Almost three years after the outbreak of the Arab Spring uprisings, Egypt’s economic performance is yet to recover. Amid the ongoing political uncertainty and social instability, Egypt’s macroeconomic indicators remain well below the level before 2011.
Economic growth remains weak, coupled with high budget deficit and high public debt. Low growth rates pose a danger to poverty eradication efforts and contribute to mounting social frustrations, as they will not suffice to deliver the needed jobs and opportunities. Poverty remains high, especially in Upper Egypt: with 41.2% population living on less than USD1 per day during 2010 and 2011, Upper Egypt doubled the national average of 21%.
The year 2013 saw the highest record of unemployment, which peaked to 13.4% of the total workforce. This is much higher than the Egyptian average unemployment rate of 9.9% over the last decade.
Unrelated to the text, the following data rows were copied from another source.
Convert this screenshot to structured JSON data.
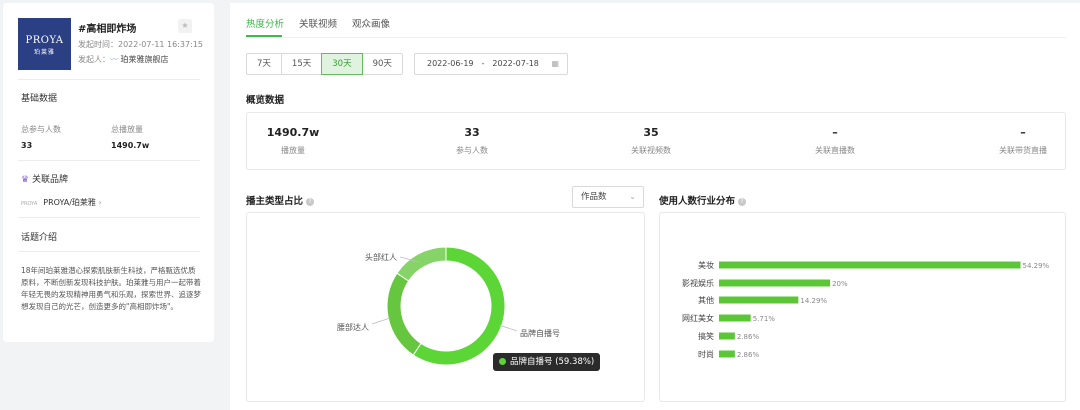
{
  "topic": {
    "logo_line1": "PROYA",
    "logo_line2": "珀莱雅",
    "title": "#高相即炸场",
    "start_time_label": "发起时间：",
    "start_time": "2022-07-11 16:37:15",
    "publisher_label": "发起人：",
    "publisher": "珀莱雅旗舰店"
  },
  "basic": {
    "heading": "基础数据",
    "participants_label": "总参与人数",
    "participants_value": "33",
    "plays_label": "总播放量",
    "plays_value": "1490.7w"
  },
  "brand": {
    "heading": "关联品牌",
    "name": "PROYA/珀莱雅",
    "mini_logo": "PROYA"
  },
  "intro": {
    "heading": "话题介绍",
    "text": "18年间珀莱雅潜心探索肌肤新生科技，严格甄选优质原料，不断创新发现科技护肤。珀莱雅与用户一起带着年轻无畏的发现精神用勇气和乐观，探索世界、追逐梦想发现自己的光芒，创造更多的\"高相即炸场\"。"
  },
  "tabs": [
    "热度分析",
    "关联视频",
    "观众画像"
  ],
  "date_buttons": [
    "7天",
    "15天",
    "30天",
    "90天"
  ],
  "date_range": {
    "start": "2022-06-19",
    "sep": "-",
    "end": "2022-07-18"
  },
  "overview": {
    "heading": "概览数据",
    "items": [
      {
        "value": "1490.7w",
        "label": "播放量"
      },
      {
        "value": "33",
        "label": "参与人数"
      },
      {
        "value": "35",
        "label": "关联视频数"
      },
      {
        "value": "–",
        "label": "关联直播数"
      },
      {
        "value": "–",
        "label": "关联带货直播"
      }
    ]
  },
  "anchor_type": {
    "heading": "播主类型占比",
    "select_value": "作品数",
    "tooltip": "品牌自播号 (59.38%)"
  },
  "industry": {
    "heading": "使用人数行业分布"
  },
  "colors": {
    "accent": "#3eb94d",
    "bar": "#5bc736",
    "donut_main": "#5cd636",
    "donut_2": "#67c640",
    "donut_3": "#86d468"
  },
  "chart_data": [
    {
      "type": "pie",
      "title": "播主类型占比",
      "donut": true,
      "categories": [
        "品牌自播号",
        "腰部达人",
        "头部红人"
      ],
      "values": [
        59.38,
        25.0,
        15.62
      ],
      "unit": "%"
    },
    {
      "type": "bar",
      "orientation": "horizontal",
      "title": "使用人数行业分布",
      "categories": [
        "美妆",
        "影视娱乐",
        "其他",
        "网红美女",
        "搞笑",
        "时尚"
      ],
      "values": [
        54.29,
        20,
        14.29,
        5.71,
        2.86,
        2.86
      ],
      "labels": [
        "54.29%",
        "20%",
        "14.29%",
        "5.71%",
        "2.86%",
        "2.86%"
      ],
      "xlim": [
        0,
        56
      ]
    }
  ]
}
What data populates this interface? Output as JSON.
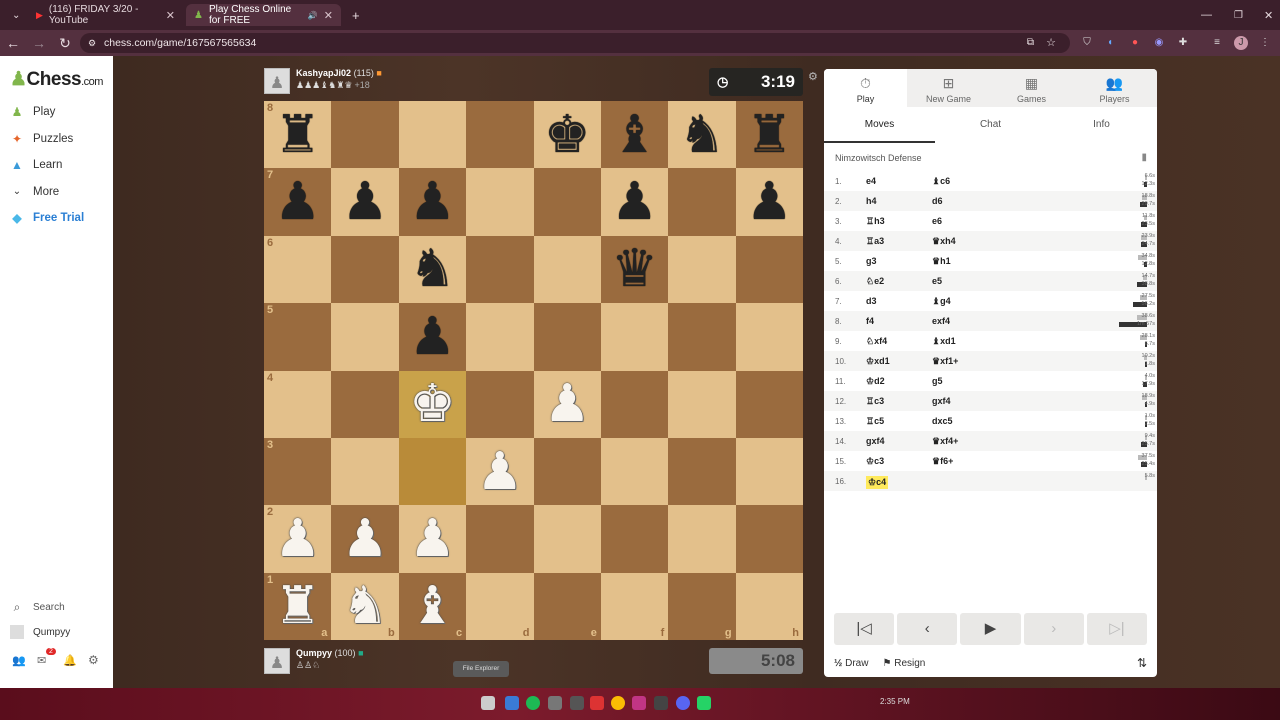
{
  "browser": {
    "tabs": [
      {
        "title": "(116) FRIDAY 3/20 - YouTube",
        "active": false
      },
      {
        "title": "Play Chess Online for FREE",
        "active": true
      }
    ],
    "url": "chess.com/game/167567565634"
  },
  "sidebar": {
    "logo": {
      "main": "Chess",
      "suffix": ".com"
    },
    "items": [
      {
        "label": "Play",
        "icon": "play-pawn-icon"
      },
      {
        "label": "Puzzles",
        "icon": "puzzle-icon"
      },
      {
        "label": "Learn",
        "icon": "learn-cap-icon"
      },
      {
        "label": "More",
        "icon": "chevron-down-icon"
      },
      {
        "label": "Free Trial",
        "icon": "diamond-icon"
      }
    ],
    "search_label": "Search",
    "user": "Qumpyy",
    "mail_badge": "2"
  },
  "players": {
    "top": {
      "name": "KashyapJi02",
      "rating": "(115)",
      "captured": "♟♟♟♝♞♜♛",
      "advantage": "+18",
      "clock": "3:19"
    },
    "bottom": {
      "name": "Qumpyy",
      "rating": "(100)",
      "captured": "♙♙♘",
      "clock": "5:08"
    }
  },
  "board": {
    "ranks": [
      "8",
      "7",
      "6",
      "5",
      "4",
      "3",
      "2",
      "1"
    ],
    "files": [
      "a",
      "b",
      "c",
      "d",
      "e",
      "f",
      "g",
      "h"
    ],
    "rows": [
      [
        "bR",
        "",
        "",
        "",
        "bK",
        "bB",
        "bN",
        "bR"
      ],
      [
        "bP",
        "bP",
        "bP",
        "",
        "",
        "bP",
        "",
        "bP"
      ],
      [
        "",
        "",
        "bN",
        "",
        "",
        "bQ",
        "",
        ""
      ],
      [
        "",
        "",
        "bP",
        "",
        "",
        "",
        "",
        ""
      ],
      [
        "",
        "",
        "wK",
        "",
        "wP",
        "",
        "",
        ""
      ],
      [
        "",
        "",
        "",
        "wP",
        "",
        "",
        "",
        ""
      ],
      [
        "wP",
        "wP",
        "wP",
        "",
        "",
        "",
        "",
        ""
      ],
      [
        "wR",
        "wN",
        "wB",
        "",
        "",
        "",
        "",
        ""
      ]
    ]
  },
  "panel": {
    "top_tabs": [
      {
        "label": "Play",
        "icon": "stopwatch-icon"
      },
      {
        "label": "New Game",
        "icon": "plus-square-icon"
      },
      {
        "label": "Games",
        "icon": "board-icon"
      },
      {
        "label": "Players",
        "icon": "players-icon"
      }
    ],
    "sub_tabs": [
      "Moves",
      "Chat",
      "Info"
    ],
    "opening": "Nimzowitsch Defense",
    "moves": [
      {
        "n": "1.",
        "w": "e4",
        "b": "♝c6",
        "tw": "6.6s",
        "tb": "12.3s"
      },
      {
        "n": "2.",
        "w": "h4",
        "b": "d6",
        "tw": "18.8s",
        "tb": "29.7s"
      },
      {
        "n": "3.",
        "w": "♖h3",
        "b": "e6",
        "tw": "11.8s",
        "tb": "23.5s"
      },
      {
        "n": "4.",
        "w": "♖a3",
        "b": "♛xh4",
        "tw": "23.9s",
        "tb": "24.7s"
      },
      {
        "n": "5.",
        "w": "g3",
        "b": "♛h1",
        "tw": "34.8s",
        "tb": "12.8s"
      },
      {
        "n": "6.",
        "w": "♘e2",
        "b": "e5",
        "tw": "14.7s",
        "tb": "38.8s"
      },
      {
        "n": "7.",
        "w": "d3",
        "b": "♝g4",
        "tw": "27.5s",
        "tb": "56.2s"
      },
      {
        "n": "8.",
        "w": "f4",
        "b": "exf4",
        "tw": "38.6s",
        "tb": "1m 57s"
      },
      {
        "n": "9.",
        "w": "♘xf4",
        "b": "♝xd1",
        "tw": "28.1s",
        "tb": "6.7s"
      },
      {
        "n": "10.",
        "w": "♔xd1",
        "b": "♛xf1+",
        "tw": "10.2s",
        "tb": "1.8s"
      },
      {
        "n": "11.",
        "w": "♔d2",
        "b": "g5",
        "tw": "4.0s",
        "tb": "17.9s"
      },
      {
        "n": "12.",
        "w": "♖c3",
        "b": "gxf4",
        "tw": "18.9s",
        "tb": "4.9s"
      },
      {
        "n": "13.",
        "w": "♖c5",
        "b": "dxc5",
        "tw": "1.0s",
        "tb": "2.5s"
      },
      {
        "n": "14.",
        "w": "gxf4",
        "b": "♛xf4+",
        "tw": "9.4s",
        "tb": "25.7s"
      },
      {
        "n": "15.",
        "w": "♔c3",
        "b": "♛f6+",
        "tw": "37.5s",
        "tb": "25.4s"
      },
      {
        "n": "16.",
        "w": "♔c4",
        "b": "",
        "tw": "5.8s",
        "tb": ""
      }
    ],
    "draw_label": "Draw",
    "resign_label": "Resign"
  },
  "taskbar": {
    "tooltip": "File Explorer",
    "time": "2:35 PM"
  }
}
Most critically, one out of three young people are not absorbed by the labor market.
The ongoing political uncertainty and social instability have accelerated inflation rates due to the higher prices of imports, and hit tourism and foreign direct investment (FDI), which are the two key sources of foreign reserves.
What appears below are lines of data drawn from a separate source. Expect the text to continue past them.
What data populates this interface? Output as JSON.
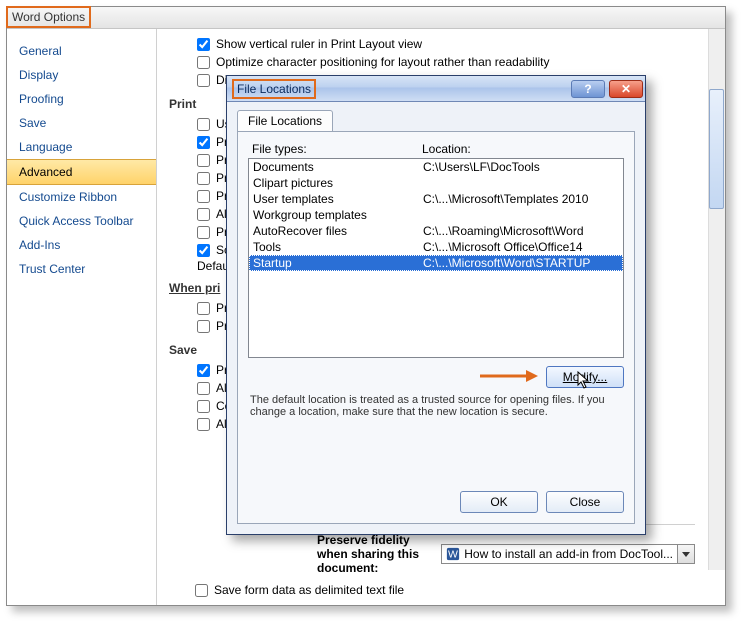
{
  "optionsWindow": {
    "title": "Word Options",
    "sidebar": {
      "items": [
        {
          "label": "General"
        },
        {
          "label": "Display"
        },
        {
          "label": "Proofing"
        },
        {
          "label": "Save"
        },
        {
          "label": "Language"
        },
        {
          "label": "Advanced",
          "active": true
        },
        {
          "label": "Customize Ribbon"
        },
        {
          "label": "Quick Access Toolbar"
        },
        {
          "label": "Add-Ins"
        },
        {
          "label": "Trust Center"
        }
      ]
    },
    "main": {
      "topChecks": [
        {
          "label": "Show vertical ruler in Print Layout view",
          "checked": true
        },
        {
          "label": "Optimize character positioning for layout rather than readability",
          "checked": false
        },
        {
          "label": "Disa",
          "checked": false
        }
      ],
      "printHead": "Print",
      "printChecks": [
        {
          "label": "Use",
          "checked": false
        },
        {
          "label": "Print",
          "checked": true
        },
        {
          "label": "Print",
          "checked": false
        },
        {
          "label": "Print",
          "checked": false
        },
        {
          "label": "Print",
          "checked": false
        },
        {
          "label": "Allow",
          "checked": false
        },
        {
          "label": "Print",
          "checked": false
        },
        {
          "label": "Scal",
          "checked": true
        }
      ],
      "defaultTray": "Default t",
      "whenHead": "When pri",
      "whenChecks": [
        {
          "label": "Print",
          "checked": false
        },
        {
          "label": "Print",
          "checked": false
        }
      ],
      "saveHead": "Save",
      "saveChecks": [
        {
          "label": "Pron",
          "checked": true
        },
        {
          "label": "Alwa",
          "checked": false
        },
        {
          "label": "Cop",
          "checked": false
        },
        {
          "label": "Allow",
          "checked": false
        }
      ],
      "preserve": {
        "label": "Preserve fidelity when sharing this document:",
        "value": "How to install an add-in from DocTool..."
      },
      "bottomCheck": {
        "label": "Save form data as delimited text file",
        "checked": false
      }
    }
  },
  "fileLocations": {
    "title": "File Locations",
    "tab": "File Locations",
    "col1": "File types:",
    "col2": "Location:",
    "rows": [
      {
        "type": "Documents",
        "loc": "C:\\Users\\LF\\DocTools"
      },
      {
        "type": "Clipart pictures",
        "loc": ""
      },
      {
        "type": "User templates",
        "loc": "C:\\...\\Microsoft\\Templates 2010"
      },
      {
        "type": "Workgroup templates",
        "loc": ""
      },
      {
        "type": "AutoRecover files",
        "loc": "C:\\...\\Roaming\\Microsoft\\Word"
      },
      {
        "type": "Tools",
        "loc": "C:\\...\\Microsoft Office\\Office14"
      },
      {
        "type": "Startup",
        "loc": "C:\\...\\Microsoft\\Word\\STARTUP",
        "selected": true
      }
    ],
    "modify": "Modify...",
    "note": "The default location is treated as a trusted source for opening files. If you change a location, make sure that the new location is secure.",
    "ok": "OK",
    "close": "Close",
    "helpGlyph": "?",
    "closeGlyph": "✕"
  }
}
The imperative of supporting broader economic and social growth within an environmentally sustainable framework, where prosperity is shared among all parts of society and no one is left behind in benefiting from industrial growth, has become even more urgent in the aftermath of the Arab Spring uprisings. Indeed, industry generates the wealth needed to address critical economic, social and humanitarian needs in Egypt.